Doddaballapur descobre que dar um passo atrás ajuda a manter a sua perspectiva. “Às vezes preciso fazer uma pausa e encontrar alguém com quem conversar. Para mim, é compartilhar isso com meus entes queridos ou amigos. E é semelhante como cientista, para ser honesto. Você passa semanas, meses e anos sem obter bons resultados e você está tentando descobrir como superar. Há momentos em que você fica ansioso ou até mesmo. deprimidoe você precisa encontrar uma maneira de reconhecê-lo e trabalhar com isso.”

É difícil para Shahad Farahani, treinador da academia da Liga Principal Futebol (MLS) equipe Columbus Crew em Américanão pensar diariamente em saúde mental. Tanto Farahani quanto Columbus acreditam em colocar ênfase no humano antes do jogadoro que significa que Farahani também está aumentando a conscientização sobre sua saúde mental investindo no saúde mental de seus jovens jogadores.

“Trabalhar na realidade futebol da academia, sabendo que a maioria dos jogadores não se tornará jogadores profissionaisé uma responsabilidade importante como treinadores não apenas desenvolver jogadores para o time titular, mas também pessoas positivas que possam contribuir para a sociedade.

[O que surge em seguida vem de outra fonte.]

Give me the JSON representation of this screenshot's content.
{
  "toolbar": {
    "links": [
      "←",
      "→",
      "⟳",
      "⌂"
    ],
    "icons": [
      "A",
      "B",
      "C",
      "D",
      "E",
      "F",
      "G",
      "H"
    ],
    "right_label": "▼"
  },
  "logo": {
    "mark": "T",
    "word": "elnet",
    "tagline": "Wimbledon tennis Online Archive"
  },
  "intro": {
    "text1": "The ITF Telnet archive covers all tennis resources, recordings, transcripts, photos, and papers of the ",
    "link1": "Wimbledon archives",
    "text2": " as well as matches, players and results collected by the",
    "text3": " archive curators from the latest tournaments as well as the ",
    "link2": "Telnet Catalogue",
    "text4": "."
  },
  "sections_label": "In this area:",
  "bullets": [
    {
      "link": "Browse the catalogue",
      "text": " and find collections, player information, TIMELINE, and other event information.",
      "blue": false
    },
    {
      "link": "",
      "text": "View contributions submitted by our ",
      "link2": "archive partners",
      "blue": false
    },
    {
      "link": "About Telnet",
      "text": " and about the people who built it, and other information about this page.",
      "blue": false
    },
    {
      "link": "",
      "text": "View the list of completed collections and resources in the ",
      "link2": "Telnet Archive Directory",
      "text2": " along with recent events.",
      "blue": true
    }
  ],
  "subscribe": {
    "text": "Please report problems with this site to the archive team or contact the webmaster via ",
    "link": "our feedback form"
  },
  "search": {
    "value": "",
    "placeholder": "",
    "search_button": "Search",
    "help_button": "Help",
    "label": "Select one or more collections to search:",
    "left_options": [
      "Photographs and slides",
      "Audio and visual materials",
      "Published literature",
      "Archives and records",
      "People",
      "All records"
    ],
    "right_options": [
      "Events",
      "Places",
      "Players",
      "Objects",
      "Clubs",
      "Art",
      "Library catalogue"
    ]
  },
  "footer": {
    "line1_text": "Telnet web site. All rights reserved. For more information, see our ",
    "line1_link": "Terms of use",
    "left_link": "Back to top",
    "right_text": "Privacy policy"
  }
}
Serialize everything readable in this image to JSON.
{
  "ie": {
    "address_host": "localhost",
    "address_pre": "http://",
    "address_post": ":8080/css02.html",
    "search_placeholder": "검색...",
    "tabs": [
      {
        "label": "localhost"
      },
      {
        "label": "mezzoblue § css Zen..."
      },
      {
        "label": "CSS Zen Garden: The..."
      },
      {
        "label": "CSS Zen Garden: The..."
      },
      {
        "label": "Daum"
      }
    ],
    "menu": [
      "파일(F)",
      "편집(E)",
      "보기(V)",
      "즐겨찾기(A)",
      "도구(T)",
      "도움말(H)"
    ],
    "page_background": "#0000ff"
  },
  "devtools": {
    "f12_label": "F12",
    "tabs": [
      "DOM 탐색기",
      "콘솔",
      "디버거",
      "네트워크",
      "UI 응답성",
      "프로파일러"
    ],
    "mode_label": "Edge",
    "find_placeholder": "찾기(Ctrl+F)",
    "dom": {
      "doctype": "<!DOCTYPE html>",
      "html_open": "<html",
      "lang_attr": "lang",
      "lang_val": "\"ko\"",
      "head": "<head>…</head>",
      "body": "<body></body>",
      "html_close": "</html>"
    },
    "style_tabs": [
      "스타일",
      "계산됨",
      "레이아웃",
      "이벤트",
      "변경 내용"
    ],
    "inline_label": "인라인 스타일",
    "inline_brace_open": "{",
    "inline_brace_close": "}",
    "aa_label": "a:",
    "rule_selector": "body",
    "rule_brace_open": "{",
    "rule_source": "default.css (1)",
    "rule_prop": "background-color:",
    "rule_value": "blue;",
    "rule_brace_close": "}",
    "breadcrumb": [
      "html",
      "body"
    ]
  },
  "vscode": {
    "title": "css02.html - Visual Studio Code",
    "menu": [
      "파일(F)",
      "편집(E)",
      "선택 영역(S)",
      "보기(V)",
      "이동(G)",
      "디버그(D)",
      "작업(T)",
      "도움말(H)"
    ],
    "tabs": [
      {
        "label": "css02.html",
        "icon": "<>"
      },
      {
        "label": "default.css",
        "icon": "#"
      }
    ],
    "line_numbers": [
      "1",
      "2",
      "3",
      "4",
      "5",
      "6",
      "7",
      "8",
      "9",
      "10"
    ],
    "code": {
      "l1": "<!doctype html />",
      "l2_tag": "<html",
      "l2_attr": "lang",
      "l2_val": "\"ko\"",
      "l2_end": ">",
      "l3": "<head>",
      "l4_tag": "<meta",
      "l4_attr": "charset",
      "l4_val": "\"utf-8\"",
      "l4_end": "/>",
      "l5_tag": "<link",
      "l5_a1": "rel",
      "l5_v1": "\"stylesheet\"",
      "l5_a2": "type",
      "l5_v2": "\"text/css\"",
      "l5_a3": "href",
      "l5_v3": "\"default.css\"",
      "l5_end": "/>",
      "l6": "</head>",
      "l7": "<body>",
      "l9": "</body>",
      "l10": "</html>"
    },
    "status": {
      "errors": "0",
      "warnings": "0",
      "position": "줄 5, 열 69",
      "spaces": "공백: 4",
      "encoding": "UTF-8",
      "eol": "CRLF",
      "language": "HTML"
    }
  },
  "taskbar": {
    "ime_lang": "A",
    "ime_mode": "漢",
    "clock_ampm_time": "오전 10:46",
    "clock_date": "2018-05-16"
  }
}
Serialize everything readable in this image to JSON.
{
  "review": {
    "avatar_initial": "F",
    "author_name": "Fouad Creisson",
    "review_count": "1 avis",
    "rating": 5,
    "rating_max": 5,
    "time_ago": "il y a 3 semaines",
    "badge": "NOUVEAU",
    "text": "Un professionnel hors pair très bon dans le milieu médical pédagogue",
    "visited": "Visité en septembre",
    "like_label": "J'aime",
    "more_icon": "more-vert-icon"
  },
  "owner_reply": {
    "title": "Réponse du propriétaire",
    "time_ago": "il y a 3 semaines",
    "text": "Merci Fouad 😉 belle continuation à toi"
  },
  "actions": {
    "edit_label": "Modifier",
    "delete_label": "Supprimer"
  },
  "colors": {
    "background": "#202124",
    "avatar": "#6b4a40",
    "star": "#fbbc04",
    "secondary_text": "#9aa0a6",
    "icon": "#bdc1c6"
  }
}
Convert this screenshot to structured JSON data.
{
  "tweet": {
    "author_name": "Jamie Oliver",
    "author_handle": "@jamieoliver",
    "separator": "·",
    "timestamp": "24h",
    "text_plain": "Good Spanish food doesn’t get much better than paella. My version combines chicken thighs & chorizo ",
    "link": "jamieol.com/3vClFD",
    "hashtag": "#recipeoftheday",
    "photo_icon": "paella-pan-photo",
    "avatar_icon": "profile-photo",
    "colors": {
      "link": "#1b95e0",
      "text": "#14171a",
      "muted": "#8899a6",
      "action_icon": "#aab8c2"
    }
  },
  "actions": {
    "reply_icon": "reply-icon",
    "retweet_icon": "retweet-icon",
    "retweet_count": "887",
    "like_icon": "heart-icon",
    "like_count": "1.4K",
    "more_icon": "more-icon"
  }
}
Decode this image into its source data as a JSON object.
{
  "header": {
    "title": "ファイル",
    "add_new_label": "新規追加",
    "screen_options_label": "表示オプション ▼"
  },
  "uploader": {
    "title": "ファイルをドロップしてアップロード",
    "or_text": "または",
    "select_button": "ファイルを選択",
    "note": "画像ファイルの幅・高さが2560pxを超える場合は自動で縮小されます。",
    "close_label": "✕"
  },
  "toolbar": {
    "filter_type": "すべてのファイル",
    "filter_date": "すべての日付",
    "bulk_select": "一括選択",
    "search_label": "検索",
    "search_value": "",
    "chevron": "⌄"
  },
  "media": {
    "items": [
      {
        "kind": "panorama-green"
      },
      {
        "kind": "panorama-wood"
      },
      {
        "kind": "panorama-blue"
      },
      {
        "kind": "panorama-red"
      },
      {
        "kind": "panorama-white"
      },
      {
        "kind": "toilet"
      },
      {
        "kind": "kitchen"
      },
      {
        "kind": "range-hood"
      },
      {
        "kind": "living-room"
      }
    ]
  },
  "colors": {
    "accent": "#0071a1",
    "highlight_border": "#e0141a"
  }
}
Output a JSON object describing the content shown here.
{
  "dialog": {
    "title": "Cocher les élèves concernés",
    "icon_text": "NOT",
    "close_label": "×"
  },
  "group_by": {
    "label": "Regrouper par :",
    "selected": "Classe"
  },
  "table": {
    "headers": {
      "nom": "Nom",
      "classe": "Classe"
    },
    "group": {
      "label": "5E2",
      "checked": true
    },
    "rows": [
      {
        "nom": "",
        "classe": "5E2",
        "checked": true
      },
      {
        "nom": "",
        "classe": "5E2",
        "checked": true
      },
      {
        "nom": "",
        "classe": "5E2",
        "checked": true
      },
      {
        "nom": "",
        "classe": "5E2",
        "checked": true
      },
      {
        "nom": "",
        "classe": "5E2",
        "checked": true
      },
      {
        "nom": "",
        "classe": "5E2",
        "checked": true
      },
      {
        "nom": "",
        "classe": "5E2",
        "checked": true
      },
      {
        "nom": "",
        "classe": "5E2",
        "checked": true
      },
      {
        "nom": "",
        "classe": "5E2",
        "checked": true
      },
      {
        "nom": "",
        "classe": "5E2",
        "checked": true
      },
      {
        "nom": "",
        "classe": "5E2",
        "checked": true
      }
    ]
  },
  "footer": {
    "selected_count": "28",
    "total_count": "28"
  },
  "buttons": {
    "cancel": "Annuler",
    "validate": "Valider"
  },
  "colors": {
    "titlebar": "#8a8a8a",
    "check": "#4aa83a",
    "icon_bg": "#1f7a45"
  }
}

Tentamos fazer isso dentro e fora do campo e esperamos que funcione”, disse Farahani modestamente.

Quando se trata de gerenciar proativamente sua própria saúde mental, Farahani se sente feliz por estar perto de casa.

“Eu uso meu tempo livre para me desconectar e passar algum tempo com a família. Isso coloca as coisas em perspectiva. Acho que ficamos tão envolvidos com a vida cotidiana que o tempo com meus pais e avós é um bom lembrete do que é importante na vida. Também é bom ouvir pessoas que têm experiências de vida diferentes.”

Embora cada uma destas vozes represente uma perspectiva única do Quénia, da Alemanha e da América, respectivamente, há aqui um lembrete geral de que a gestão regular e proactiva da saúde mental é fundamental para o sucesso e fora do esporte. onde quer que você esteja.